The drink was later revised to become less potent. In a recipe from 1907, it was written: "Experience has taught the rising generation to modify the receipt of their forefathers to conform to the weaker constitutions of their progeny."

After the end of Prohibition in the late 1930s, the cocktail grew in popularity again. One of the last variations was published after Prohibition by the New York Sun in 1939. The new recipes were substantially different, and sometimes included liquors like scotch and gin and even excluded Champagne.

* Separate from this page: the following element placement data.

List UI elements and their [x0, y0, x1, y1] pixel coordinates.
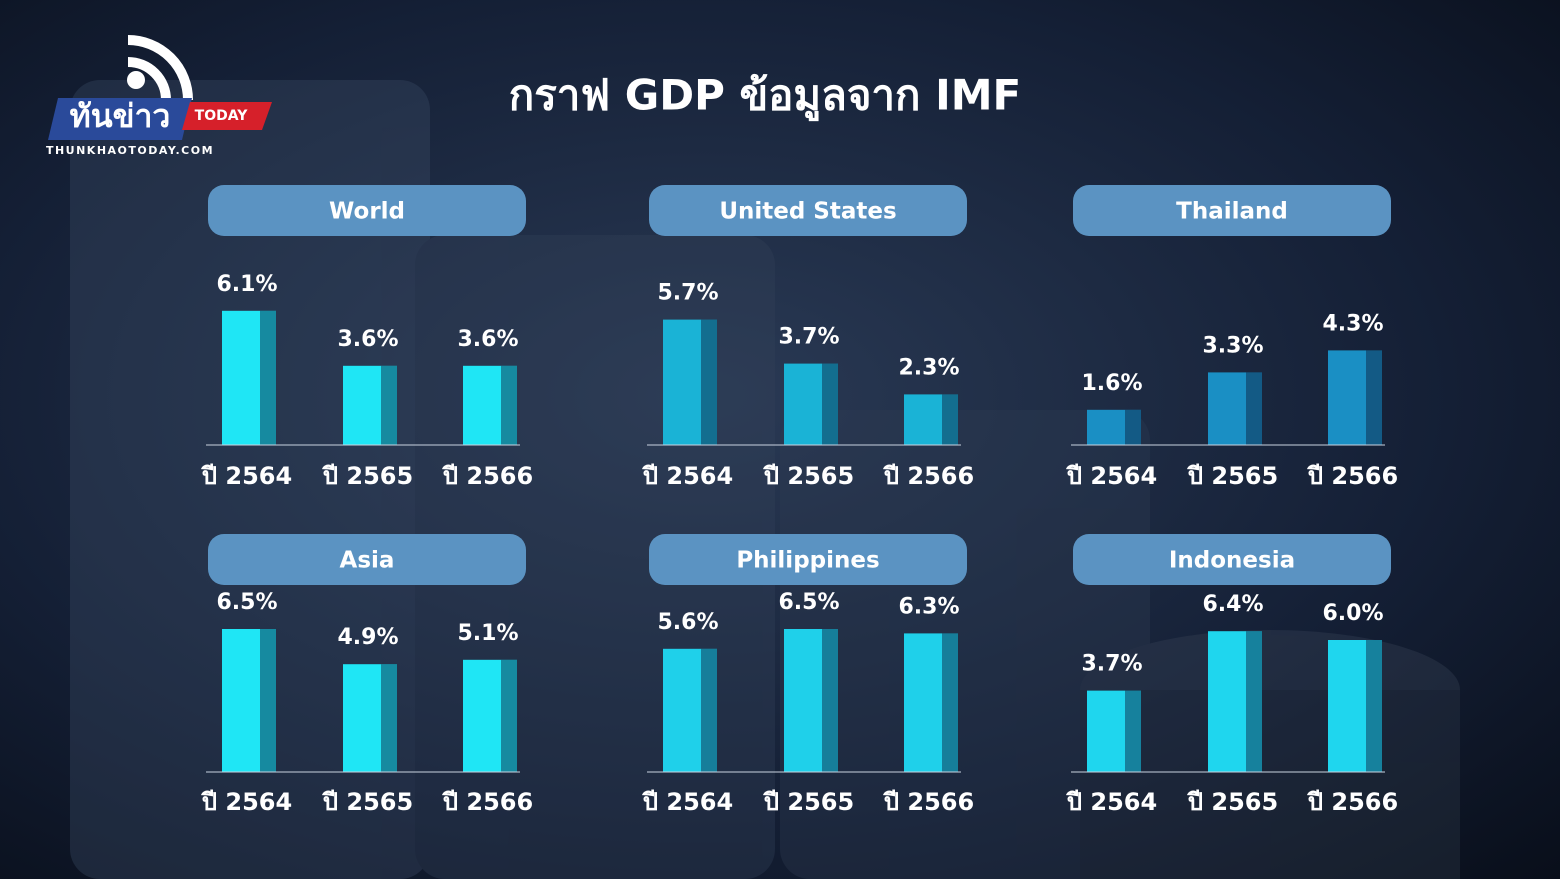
chart-title: Asia	[340, 548, 395, 574]
bar	[1328, 640, 1382, 772]
bar	[663, 648, 717, 772]
bar	[343, 365, 397, 445]
value-label: 4.9%	[337, 625, 398, 650]
x-tick-label: ปี 2565	[763, 462, 855, 490]
x-tick-label: ปี 2566	[442, 462, 534, 490]
x-tick-label: ปี 2564	[1066, 462, 1158, 490]
bar-shade	[381, 365, 397, 445]
bar-shade	[501, 365, 517, 445]
bar	[463, 365, 517, 445]
value-label: 5.6%	[657, 610, 718, 635]
x-tick-label: ปี 2564	[201, 788, 293, 816]
bar	[663, 319, 717, 445]
value-label: 6.5%	[216, 590, 277, 615]
bar	[1208, 631, 1262, 772]
bar-shade	[1125, 409, 1141, 445]
bar	[222, 310, 276, 445]
value-label: 4.3%	[1322, 311, 1383, 336]
value-label: 3.7%	[1081, 652, 1142, 677]
bar-shade	[701, 648, 717, 772]
logo-name: ทันข่าว	[70, 97, 171, 135]
x-tick-label: ปี 2566	[883, 462, 975, 490]
panel-header	[1073, 185, 1391, 236]
bar-shade	[1246, 631, 1262, 772]
bar	[1328, 350, 1382, 445]
bar-shade	[942, 394, 958, 445]
bar-shade	[1366, 640, 1382, 772]
x-tick-label: ปี 2566	[1307, 788, 1399, 816]
value-label: 3.6%	[337, 327, 398, 352]
panel-header	[649, 534, 967, 585]
bar-shade	[1125, 690, 1141, 772]
bar-shade	[260, 310, 276, 445]
x-tick-label: ปี 2565	[1187, 462, 1279, 490]
x-tick-label: ปี 2566	[1307, 462, 1399, 490]
chart-title: United States	[719, 199, 896, 225]
x-tick-label: ปี 2565	[763, 788, 855, 816]
bar-shade	[1366, 350, 1382, 445]
value-label: 6.3%	[898, 594, 959, 619]
value-label: 3.6%	[457, 327, 518, 352]
value-label: 6.1%	[216, 272, 277, 297]
bar-shade	[381, 664, 397, 772]
bar	[222, 629, 276, 772]
bar	[1087, 690, 1141, 772]
page-title: กราฟ GDP ข้อมูลจาก IMF	[509, 71, 1021, 122]
chart-title: World	[329, 199, 405, 225]
bar	[904, 633, 958, 772]
logo-tag: TODAY	[195, 108, 249, 124]
x-tick-label: ปี 2565	[1187, 788, 1279, 816]
value-label: 6.0%	[1322, 601, 1383, 626]
value-label: 3.7%	[778, 325, 839, 350]
value-label: 5.7%	[657, 281, 718, 306]
chart-title: Thailand	[1176, 199, 1288, 225]
x-tick-label: ปี 2564	[642, 462, 734, 490]
bar-shade	[260, 629, 276, 772]
value-label: 3.3%	[1202, 333, 1263, 358]
logo-site: THUNKHAOTODAY.COM	[46, 144, 214, 157]
x-tick-label: ปี 2564	[642, 788, 734, 816]
bar	[904, 394, 958, 445]
x-tick-label: ปี 2566	[883, 788, 975, 816]
bar-shade	[822, 629, 838, 772]
x-tick-label: ปี 2565	[322, 462, 414, 490]
bar	[1087, 409, 1141, 445]
bar	[784, 363, 838, 445]
bar	[1208, 372, 1262, 445]
bar	[463, 659, 517, 772]
logo: ทันข่าว TODAY THUNKHAOTODAY.COM	[46, 35, 272, 157]
bar	[343, 664, 397, 772]
x-tick-label: ปี 2564	[201, 462, 293, 490]
value-label: 1.6%	[1081, 371, 1142, 396]
x-tick-label: ปี 2566	[442, 788, 534, 816]
bar-shade	[1246, 372, 1262, 445]
value-label: 2.3%	[898, 355, 959, 380]
bar	[784, 629, 838, 772]
bar-shade	[701, 319, 717, 445]
panel-header	[1073, 534, 1391, 585]
value-label: 5.1%	[457, 621, 518, 646]
value-label: 6.5%	[778, 590, 839, 615]
bar-shade	[942, 633, 958, 772]
x-tick-label: ปี 2565	[322, 788, 414, 816]
chart-title: Indonesia	[1169, 548, 1295, 574]
x-tick-label: ปี 2564	[1066, 788, 1158, 816]
chart-title: Philippines	[736, 548, 879, 574]
bar-shade	[501, 659, 517, 772]
panel-header	[208, 534, 526, 585]
bar-shade	[822, 363, 838, 445]
panel-header	[208, 185, 526, 236]
value-label: 6.4%	[1202, 592, 1263, 617]
panel-header	[649, 185, 967, 236]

Another legend is that during Sherman's March in the Civil War, the residents of Savannah provided Sherman with so much of the punch that he decided to spare the city.

== Ingredients ==
Many punch recipes call for Santa Cruz rum, which became more popular after Prohibition. It is more likely that heavy, dark rum is more similar to one used in the original recipe. Catawba wine is difficult to find in modern times, and is substituted with a white wine or Champagne. In the 1997 film adaptation of the John Berendt novel Midnight in the Garden of Good and Evil, the punch is referenced as "three parts fruit, seven parts liquor – whatever's available on both counts".

== Preparation ==
The drink can be prepared by taking lemon peels and muddling them with sugar which will extract oils from the lemon peels. This mixture is added to lemon juice and is strained. The lemon-sugar mixture is then added to a large bowl with crushed ice along with brandy, rum, whiskey, and Champagne. Although not likely traditional, candied cherries (and sometimes the juice from the jar) are often added as well. Similarly, gin is sometimes added in modern recipes.

== Variations ==
One variation is called Champagne punch. This is less potent version of the drink, and uses Curaçao or Cointreau, a few shot of bitters, fresh strawberries, lemon, simple syrup, brandy, and Champagne. It is popular at wedding receptions and Christmas parties.

There are similar drinks that exist. One is regent's punch, which is popular along the East Coast of the United States. Another is the Fish house punch, which is found in the Northeast United States.